Can gut microbes survive dry ice temperatures?
I have a good friend who has inflammatory bowel disease, principally involving her colon. She has tried every treatment available, from steroids (prednisone) to anti TNF agents (Humira). None have eliminated her symptoms, and all of the drugs available for these conditions have severe side effects. She would like to try a procedure called Fecal Microbial Transplant. Basically, a slurry is made from the feces of a healthy person, and this is introduced into the colon of the sick individual through a enema, in order to re-establish a normal colony of healthy microbes in the gut. This treatment is not new, and has been used since at least the 1950's for clostridium difficile infections, for which it can be very effective, even in cases where the most powerful antibiotics have failed repeatedly. I think this is worth trying, since there really are no side effects, however the material used is packed in dry ice after preparation. I am wondering if the temperature of dry ice (~-110 degrees F) might not actually kill the microbes which the process is attempting to introduce into the gut. Can anyone here tell me if that is the case? If no one is sure, can anyone suggest a forum where I might ask about this? This is a very serious situation which is destroying this young woman's life, so please, no "poop jokes".

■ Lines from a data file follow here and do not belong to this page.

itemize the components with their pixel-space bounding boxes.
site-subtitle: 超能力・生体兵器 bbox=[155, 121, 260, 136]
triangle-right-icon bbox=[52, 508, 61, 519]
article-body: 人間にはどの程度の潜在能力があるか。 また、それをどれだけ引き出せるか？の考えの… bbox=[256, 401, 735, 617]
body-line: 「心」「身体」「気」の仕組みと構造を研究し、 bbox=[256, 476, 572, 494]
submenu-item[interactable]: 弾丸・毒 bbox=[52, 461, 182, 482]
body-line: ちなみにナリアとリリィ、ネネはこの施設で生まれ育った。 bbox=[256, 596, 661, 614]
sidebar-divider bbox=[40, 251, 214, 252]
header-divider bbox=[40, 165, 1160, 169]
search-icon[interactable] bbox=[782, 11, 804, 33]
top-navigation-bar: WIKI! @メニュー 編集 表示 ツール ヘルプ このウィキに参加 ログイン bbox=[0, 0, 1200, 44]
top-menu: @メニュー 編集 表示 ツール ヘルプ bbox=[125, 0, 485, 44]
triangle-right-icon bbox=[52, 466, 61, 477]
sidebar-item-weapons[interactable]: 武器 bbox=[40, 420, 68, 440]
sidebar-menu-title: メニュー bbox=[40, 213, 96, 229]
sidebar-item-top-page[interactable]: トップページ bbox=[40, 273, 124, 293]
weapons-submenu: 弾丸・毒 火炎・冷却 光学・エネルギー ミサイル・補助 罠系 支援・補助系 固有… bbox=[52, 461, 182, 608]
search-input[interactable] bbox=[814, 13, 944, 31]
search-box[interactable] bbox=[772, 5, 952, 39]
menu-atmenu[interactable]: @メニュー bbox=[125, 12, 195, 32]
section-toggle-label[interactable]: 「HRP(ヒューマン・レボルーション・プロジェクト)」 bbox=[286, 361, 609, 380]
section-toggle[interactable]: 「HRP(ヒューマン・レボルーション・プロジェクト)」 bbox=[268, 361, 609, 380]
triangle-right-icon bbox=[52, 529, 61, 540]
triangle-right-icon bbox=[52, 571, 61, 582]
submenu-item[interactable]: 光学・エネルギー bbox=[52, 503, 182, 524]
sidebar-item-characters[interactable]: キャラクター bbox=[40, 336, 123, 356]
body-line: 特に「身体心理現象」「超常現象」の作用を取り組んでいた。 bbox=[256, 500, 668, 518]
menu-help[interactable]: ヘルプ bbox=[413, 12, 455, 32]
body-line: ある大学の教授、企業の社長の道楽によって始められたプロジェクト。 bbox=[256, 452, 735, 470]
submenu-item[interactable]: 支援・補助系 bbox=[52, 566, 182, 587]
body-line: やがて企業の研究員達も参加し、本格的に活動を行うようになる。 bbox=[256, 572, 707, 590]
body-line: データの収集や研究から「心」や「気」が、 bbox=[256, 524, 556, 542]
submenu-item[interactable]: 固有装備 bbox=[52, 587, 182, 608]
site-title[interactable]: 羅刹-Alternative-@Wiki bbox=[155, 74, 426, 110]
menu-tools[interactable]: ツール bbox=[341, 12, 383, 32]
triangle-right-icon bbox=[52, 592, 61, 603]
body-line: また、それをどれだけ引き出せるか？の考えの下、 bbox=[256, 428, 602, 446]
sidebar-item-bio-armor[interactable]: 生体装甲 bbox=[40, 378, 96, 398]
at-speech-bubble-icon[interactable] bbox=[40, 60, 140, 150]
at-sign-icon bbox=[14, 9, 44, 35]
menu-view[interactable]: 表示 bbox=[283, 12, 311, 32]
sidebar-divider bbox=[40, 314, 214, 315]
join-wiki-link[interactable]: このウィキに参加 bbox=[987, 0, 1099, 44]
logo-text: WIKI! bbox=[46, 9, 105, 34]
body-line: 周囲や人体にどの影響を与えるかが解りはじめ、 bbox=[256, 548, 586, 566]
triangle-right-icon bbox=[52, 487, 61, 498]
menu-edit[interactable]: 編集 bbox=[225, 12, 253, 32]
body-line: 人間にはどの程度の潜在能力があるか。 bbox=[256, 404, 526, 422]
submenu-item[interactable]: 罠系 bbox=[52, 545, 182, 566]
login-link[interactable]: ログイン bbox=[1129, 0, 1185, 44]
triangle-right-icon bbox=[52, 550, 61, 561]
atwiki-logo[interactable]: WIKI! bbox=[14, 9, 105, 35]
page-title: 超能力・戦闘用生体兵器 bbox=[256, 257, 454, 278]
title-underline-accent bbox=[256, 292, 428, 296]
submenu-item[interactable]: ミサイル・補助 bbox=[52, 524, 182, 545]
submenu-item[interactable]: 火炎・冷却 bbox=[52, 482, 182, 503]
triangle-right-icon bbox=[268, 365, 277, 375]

Re: Can gut microbes survive dry ice temperatures?
Sorry to hear about her condition, not quite sure about your question, you said:
" I am wondering if the temperature of dry ice (~-110 degrees F) might not actually kill the microbes which the process is attempting to introduce into the gut."
You don't want to try and kill the commensal microbes you want them alive so they can outcompete the bad bacteria in her gut. And no I believe almost all bacteria is stable and can survive -78'C temperatures. Although it would make more sense if the procedure took out the normal commensal bacteria and right away transplanted it into the patient instead of an extra storage step in dry ice.
make sure whoever is donating their poop that they are living in the same household or at least best best friends with your good friend. the more similar the diets are between the donor and patient, the more successful the procedure should be because similar gut flora microbes should line the intestine based on what types of food people eat.